By the early ’80s, the network TV shows trotted out a line of “beefcake” – the male equivalent of “cheesecake,” attracting both women and men. When it came to Voyagers! (1982); however, a handsome man and smart-aleck boy solving historical problems don’t entice viewers with high sex appeal.

Thurm spoke candidly about the new direction for TV networks. “Male sex stars going shirtless or tight-jeaned almost never raise the hackles of the moralists the way females in skimpy attire do. Men are men, after all. Women are symbols – to the moral forces, that is. There is simply nothing new on TV that remotely resembles a “Charlie’s Angels” or even a “Three’s Company.” The only thing that will jiggle on this schedule is Tom Selleck’s mustache.”

The “moral forces” may not have taken issue with a man’s bronzed chest or tight jeans. Still, the action and danger these rugged men got themselves into sounded the alarm for TV violence. The media watchdogs turned their attention to that.
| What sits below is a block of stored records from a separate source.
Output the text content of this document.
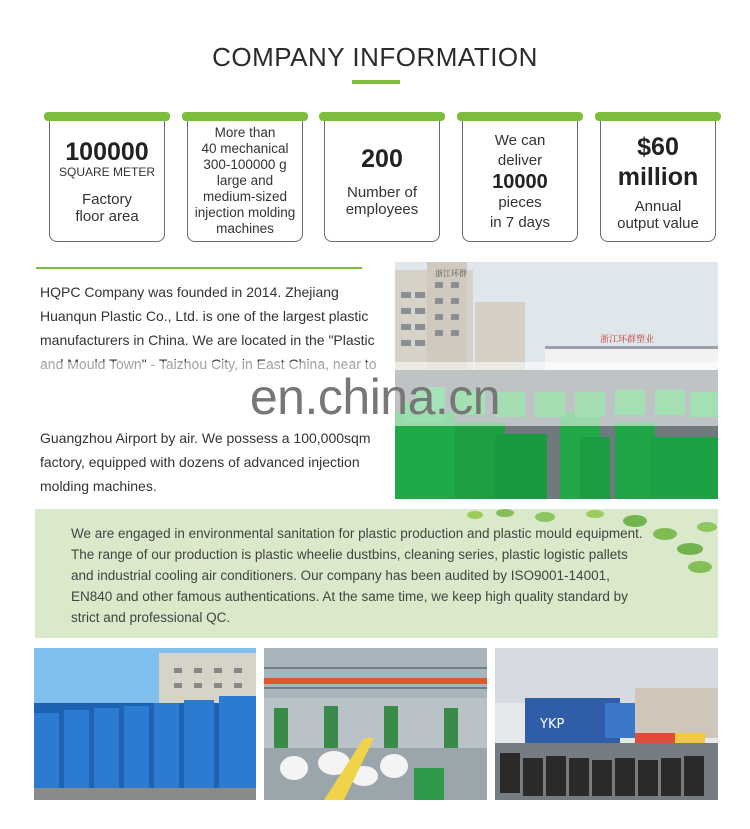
COMPANY INFORMATION
100000
SQUARE METER
Factory
floor area
More than
40 mechanical
300-100000 g
large and
medium-sized
injection molding
machines
200
Number of
employees
We can
deliver
10000
pieces
in 7 days
$60
million
Annual
output value

HQPC Company was founded in 2014. Zhejiang

Huanqun Plastic Co., Ltd. is one of the largest plastic

manufacturers in China. We are located in the "Plastic

浙江环群
浙江环群塑业
en.china.cn

Guangzhou Airport by air. We possess a 100,000sqm

factory, equipped with dozens of advanced injection

molding machines.

We are engaged in environmental sanitation for plastic production and plastic mould equipment.
The range of our production is plastic wheelie dustbins, cleaning series, plastic logistic pallets
and industrial cooling air conditioners. Our company has been audited by ISO9001-14001,
EN840 and other famous authentications. At the same time, we keep high quality standard by
strict and professional QC.
YKP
NBC developed the peacock feathers for their network emblem in 1956. In her column, entertainment Journalist Liz Smith wrote that Jon-Erik Hexum was a “Sacrificial Peacock.”

“I suppose NBC is making a sacrifice out of Jon-Erik Hexum, star of the new series, “The Voyagers.” [sic]. Because they’ve thrown the show into the boiling time slot opposite the unbeatable “60 Minutes.” But if you should ever get a look at Hexum, who is 6’2, 23 years old, and has turquoise eyes (I’m not kidding), then you just might be tempted to touch that dial in the future.”

The Rise of the Macho Hero


Between 1982-83, the media focused on the swift rise of heroic macho men on television. It was beyond trendy to feature broad-shouldered and hairy, bare-chested men. Actor Bruce Boxleitner stated, “I think we need heroes desperately again, given the state of the world. I rather like being a hero.”

Hollywood Power Broker and Movie-TV dealmaker Jay Bernstein compared viewership with socio-economics. His thoughts weren’t off-base for the viewing habits of the ’70s and ’80s audiences. “In good times when everyone is employed, and the economy is booming, Americans enjoy movies and TV shows involving social problems starring ethnic types in character leads.”

“In bad times such as these, audiences have enough problems of their own. They don’t want to think. They look for handsome, macho males who can handle any problem that comes along. They want entertainment. Escapism.”


The Philosophic Concept of the good-looking macho leading man is as simple as the father figure, big brother, or strong lover who helps you overcome your weak times. They represent men who can solve problems and project optimism.

The concepts of a reliable helper through weak times are fundamental regardless of race or ethnicity. They still play out in American television and movies, with some pertinent tweaks for the current generation. Today there’s considerable raging hostility against what’s known as the “Patriarchy” and “Straight White Males.” Hollywood latched onto that resentment, attempting to make up for their past sins by casting actors with a wide diversity of races in leading roles. Women also inhabit yesteryear’s leading “macho” roles more than ever.